Pemilihan waktu start ini sebenamya berkaitan dengan persiapan dan kemampuan mengemudi. Jika tak punya lampu kabut dan hazard, kan bisa celaka kalau nekat melaju juga di jalan gelap berkabut.
Makanya, pertimbangkan dulu untung ruginya. Jika berangkat pagi, tubuh Anda pasti masih-segar, udara pun sejuk, kemacetan di dalam kota belum terlalu parah, bisa melihat pemandangan serta tak banyak berpapasan dengan kendaraan-kendaraan besar.
Tapi kondisi jalan masih sepi, hingga harus hati-hati di tikungan, terutama terhadap kendaraan dari depan. Jalan pagi juga berarti menantang sinar matahari? Hayo, siap enggak?
Bagaimana kalau malam? Suhu udaranya memang lebih dingin dan sejuk, hingga kinerja mesin pun lebih ringan, hemat energi karena tak harus menyalakan AC serta bisa mengembangkan kecepatan tinggi.

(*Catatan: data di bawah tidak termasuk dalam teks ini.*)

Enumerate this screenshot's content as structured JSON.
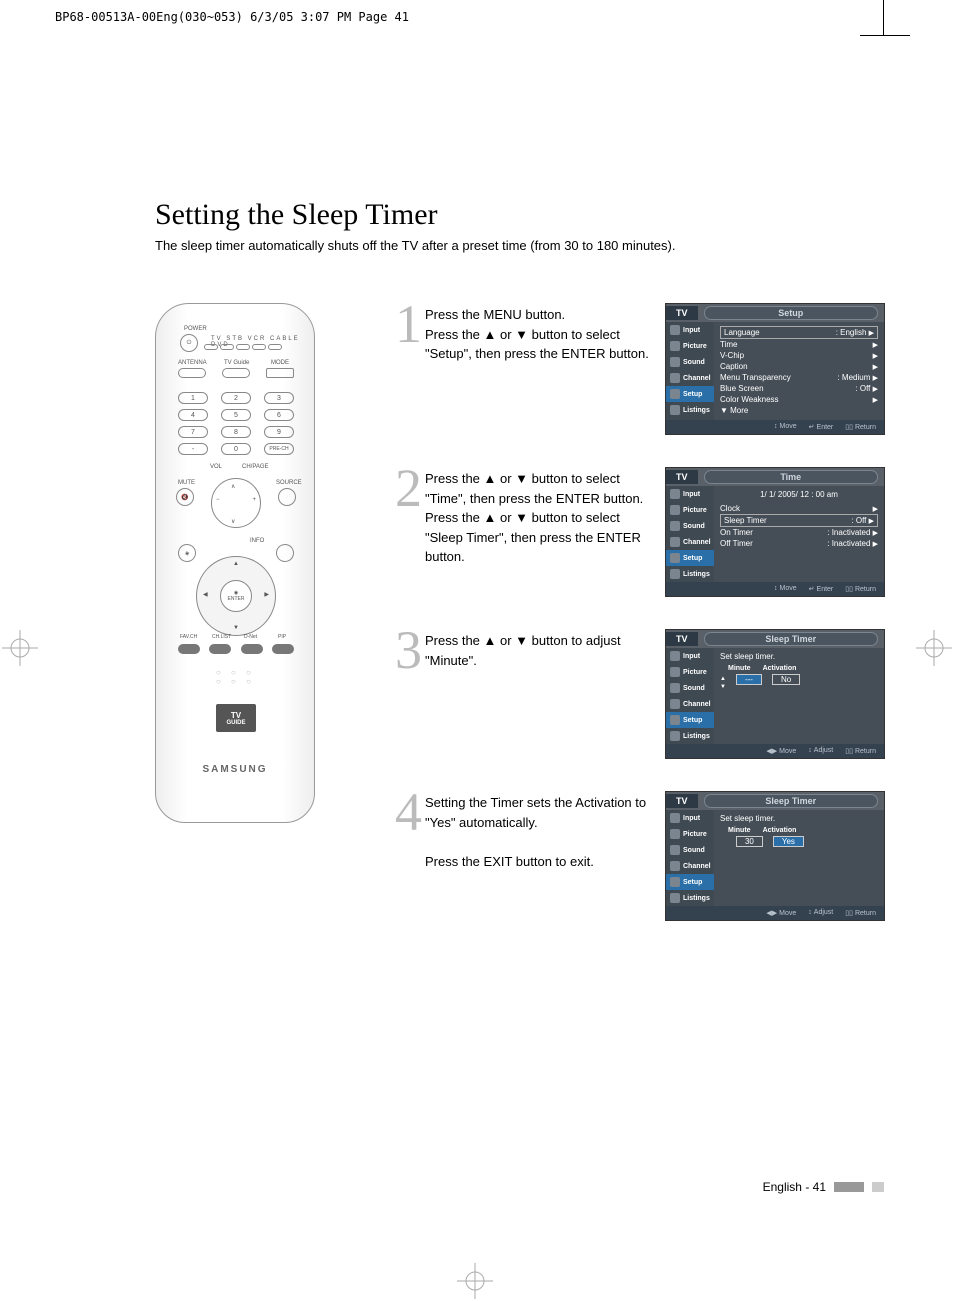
{
  "header_strip": "BP68-00513A-00Eng(030~053)  6/3/05  3:07 PM  Page 41",
  "title": "Setting the Sleep Timer",
  "subtitle": "The sleep timer automatically shuts off the TV after a preset time (from 30 to 180 minutes).",
  "remote": {
    "power": "POWER",
    "sources": "TV  STB  VCR  CABLE  DVD",
    "antenna": "ANTENNA",
    "tvguide": "TV Guide",
    "mode": "MODE",
    "nums": [
      "1",
      "2",
      "3",
      "4",
      "5",
      "6",
      "7",
      "8",
      "9",
      "-",
      "0",
      "PRE-CH"
    ],
    "vol": "VOL",
    "chpage": "CH/PAGE",
    "mute": "MUTE",
    "source": "SOURCE",
    "info": "INFO",
    "enter": "ENTER",
    "bottom_labels": [
      "FAV.CH",
      "CH.LIST",
      "D-Net",
      "PIP"
    ],
    "tvguide_logo_top": "TV",
    "tvguide_logo_bot": "GUIDE",
    "brand": "SAMSUNG"
  },
  "steps": [
    {
      "n": "1",
      "text": "Press the MENU button.\nPress the ▲ or ▼ button to select \"Setup\", then press the ENTER button."
    },
    {
      "n": "2",
      "text": "Press the ▲ or ▼ button to select \"Time\", then press the ENTER button.\nPress the ▲ or ▼ button to select \"Sleep Timer\", then press the ENTER button."
    },
    {
      "n": "3",
      "text": "Press the ▲ or ▼ button to adjust \"Minute\"."
    },
    {
      "n": "4",
      "text": "Setting the Timer sets the Activation to \"Yes\" automatically.\n\nPress the EXIT button to exit."
    }
  ],
  "osd_side": [
    "Input",
    "Picture",
    "Sound",
    "Channel",
    "Setup",
    "Listings"
  ],
  "osd1": {
    "tv": "TV",
    "title": "Setup",
    "rows": [
      {
        "l": "Language",
        "r": ": English",
        "boxed": true
      },
      {
        "l": "Time",
        "r": ""
      },
      {
        "l": "V-Chip",
        "r": ""
      },
      {
        "l": "Caption",
        "r": ""
      },
      {
        "l": "Menu Transparency",
        "r": ": Medium"
      },
      {
        "l": "Blue Screen",
        "r": ": Off"
      },
      {
        "l": "Color Weakness",
        "r": ""
      },
      {
        "l": "▼ More",
        "r": "",
        "noarrow": true
      }
    ],
    "foot": [
      "Move",
      "Enter",
      "Return"
    ],
    "foot_icons": [
      "↕",
      "↵",
      "▯▯"
    ]
  },
  "osd2": {
    "tv": "TV",
    "title": "Time",
    "datetime": "1/  1/ 2005/ 12 : 00 am",
    "rows": [
      {
        "l": "Clock",
        "r": ""
      },
      {
        "l": "Sleep Timer",
        "r": ": Off",
        "boxed": true
      },
      {
        "l": "On Timer",
        "r": ": Inactivated"
      },
      {
        "l": "Off Timer",
        "r": ": Inactivated"
      }
    ],
    "foot": [
      "Move",
      "Enter",
      "Return"
    ],
    "foot_icons": [
      "↕",
      "↵",
      "▯▯"
    ]
  },
  "osd3": {
    "tv": "TV",
    "title": "Sleep Timer",
    "head": "Set sleep timer.",
    "cols": [
      "Minute",
      "Activation"
    ],
    "minute": "---",
    "activation": "No",
    "foot": [
      "Move",
      "Adjust",
      "Return"
    ],
    "foot_icons": [
      "◀▶",
      "↕",
      "▯▯"
    ]
  },
  "osd4": {
    "tv": "TV",
    "title": "Sleep Timer",
    "head": "Set sleep timer.",
    "cols": [
      "Minute",
      "Activation"
    ],
    "minute": "30",
    "activation": "Yes",
    "foot": [
      "Move",
      "Adjust",
      "Return"
    ],
    "foot_icons": [
      "◀▶",
      "↕",
      "▯▯"
    ]
  },
  "footer": "English - 41"
}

Tapi awas, jarak pandang mata Anda lebih terbatas serta butuh konsentrasi relatif tinggi.
Toh, kalau memang sudah niat, enggak masalah. Yang penting, sekali lagi cek kaca, wiper serta lampu-lampu.. Jika lampu kendaraan di depan terasa menyilaukan, jauhkan pandangan Anda (melihat aspal misalnya) agar konsentrasi tak hilang.
Kalau tak bisa juga, perjauh jarak sampai mata kembali normal. Tambahan lampu kabut wajib buat keluyuran malam. Jaga jarak dengan mobil di depan minimal 50 m.
Bicara soal pilihan, kadang Anda dipaksa mencari jalur jalternatif untuk menghindari macet parah. Memang, jalan ini sering juga disebut jalan tikus - biasanya tidak macet.
Tapi kondisi umumnya jauh lebih buruk ketimbang jalan normal. Kalau mobil Anda kecil, usahakan jangan mengikuti jalur kendaraan besar.
Sementara menghadapi kubangan, perkirakan kedalamannya dan ambil keputusan, apakah akan melewati atau menghindarinya.
Tanah yang becek pun kerap menyimpan misteri. Jangan ambil risiko dengan memacu kendaraan sekencang-kencangnya, siapa tahu ada lumpurnya.
Lagian, ngebut bisa menyebabkan air masuk dan membasahi komponen penting di ruang mesin. Dengan kata lain, di medan berat, langkah paling aman adalah mengurangi kecepatan, sembari menghindari.cipratan.
(Muhammad Sulhi, Shinta Teviningrum, seperti pernah dimuat di Majalah Intisari edisi Desember 2001)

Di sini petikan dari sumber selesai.